Anti-LGBTQ Candidate Wins First Round of Brazil’s Presidential Elections

· Updated on October 30, 2018

Brazil’s answer to Trump won the first round of its presidential elections but did not win the majority required to prevent a runoff race.

Jair Bolsonaro, a former army captain often referred to as the “Trump of the Tropics,” took 46 percent of votes in a crowded field of 13 candidates. The runner-up, Fernando Haddad, finished in a distant second with 29 percent.

The result is even better than expected for Bolsonaro, a once-fringe candidate who experienced a sudden surge in popularity after surviving an assassination attempt in September. Opinion polls projected that the 63-year-old would win the first round with 35 percent of the overall vote.

Because Bolsonaro failed to earn more than 50 percent, the two men will face off in a second round of voting on Oct. 28.

Early polling conducted prior to this weekend’s election showed Bolsonaro and Fernando Haddad in a virtual tie in the second round, which favors moderate candidates. However, Bolsonaro’s strong finish over the weekend casts doubt on those forecasts — he earned 50 million votes overall.

His probable victory is of grave concern to LGBTQ people and other marginalized groups, who have taken to the streets in recent weeks to protest his incendiary rhetoric.

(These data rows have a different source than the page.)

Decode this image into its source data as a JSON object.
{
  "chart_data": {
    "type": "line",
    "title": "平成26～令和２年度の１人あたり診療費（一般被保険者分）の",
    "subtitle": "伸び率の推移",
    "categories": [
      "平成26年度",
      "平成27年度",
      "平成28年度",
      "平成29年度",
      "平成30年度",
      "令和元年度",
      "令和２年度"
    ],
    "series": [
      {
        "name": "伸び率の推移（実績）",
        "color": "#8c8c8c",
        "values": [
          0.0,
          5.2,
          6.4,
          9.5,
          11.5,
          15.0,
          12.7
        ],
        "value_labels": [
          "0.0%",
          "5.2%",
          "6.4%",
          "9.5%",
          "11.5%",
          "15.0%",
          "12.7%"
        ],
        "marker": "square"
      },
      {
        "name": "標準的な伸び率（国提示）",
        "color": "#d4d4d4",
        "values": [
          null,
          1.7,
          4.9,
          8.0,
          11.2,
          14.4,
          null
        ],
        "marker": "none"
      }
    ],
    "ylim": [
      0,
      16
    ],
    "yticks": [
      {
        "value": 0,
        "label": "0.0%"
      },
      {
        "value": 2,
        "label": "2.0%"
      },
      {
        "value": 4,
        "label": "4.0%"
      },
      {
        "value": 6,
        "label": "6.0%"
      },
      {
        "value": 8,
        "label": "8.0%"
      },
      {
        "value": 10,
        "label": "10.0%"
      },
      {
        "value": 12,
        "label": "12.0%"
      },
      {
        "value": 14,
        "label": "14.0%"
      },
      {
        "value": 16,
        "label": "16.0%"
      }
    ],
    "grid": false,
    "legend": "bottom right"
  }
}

In a 2011 interview with Playboy, Bolsonaro claimed he would be “incapable of loving” a son who is gay, adding that he would prefer his son died “in an accident than show up with a mustachioed​ man.” He once told a female politician he would never rape her because she’s “not his type,” saying she was too “ugly” to be raped.

Claiming Afro-Brazilians are “are not even good for procreation,” Bolsonaro has also referred to black people as “animals” who should “go back to the zoo.”

Bolsonaro’s extreme far-right views — which include his advocacy for torture and fondness for military dictatorship — have appealed to Brazilians incensed with the Workers’ Party (PT). The left-wing ruling party is largely blamed for the country’s stagnant economy and rising crime levels, which reached record numbers in 2017.

Haddad, the ex-mayor of Sao Paulo, stepped in as the Workers’ Party candidate when ex-president Luiz Inacio Lula da Silva was banned from running in September 2018.

In addition, Bolsonaro has polled extremely well among evangelical voters in Brazil, who make up 29 percent of the country’s population. Although he is Roman Catholic, evangelicals have enthusiastically responded to his pledges to imprison corrupt politicians and allow police to shoot suspected drug dealers with little impunity.

Bolsonaro has also vowed to bolster family values, despite being married three times. In a January 2018 interview, he bragged about using the housing allowance he received as a congressman to “have sex with people.”

Brazilians will head to the polls again in three weeks’ time.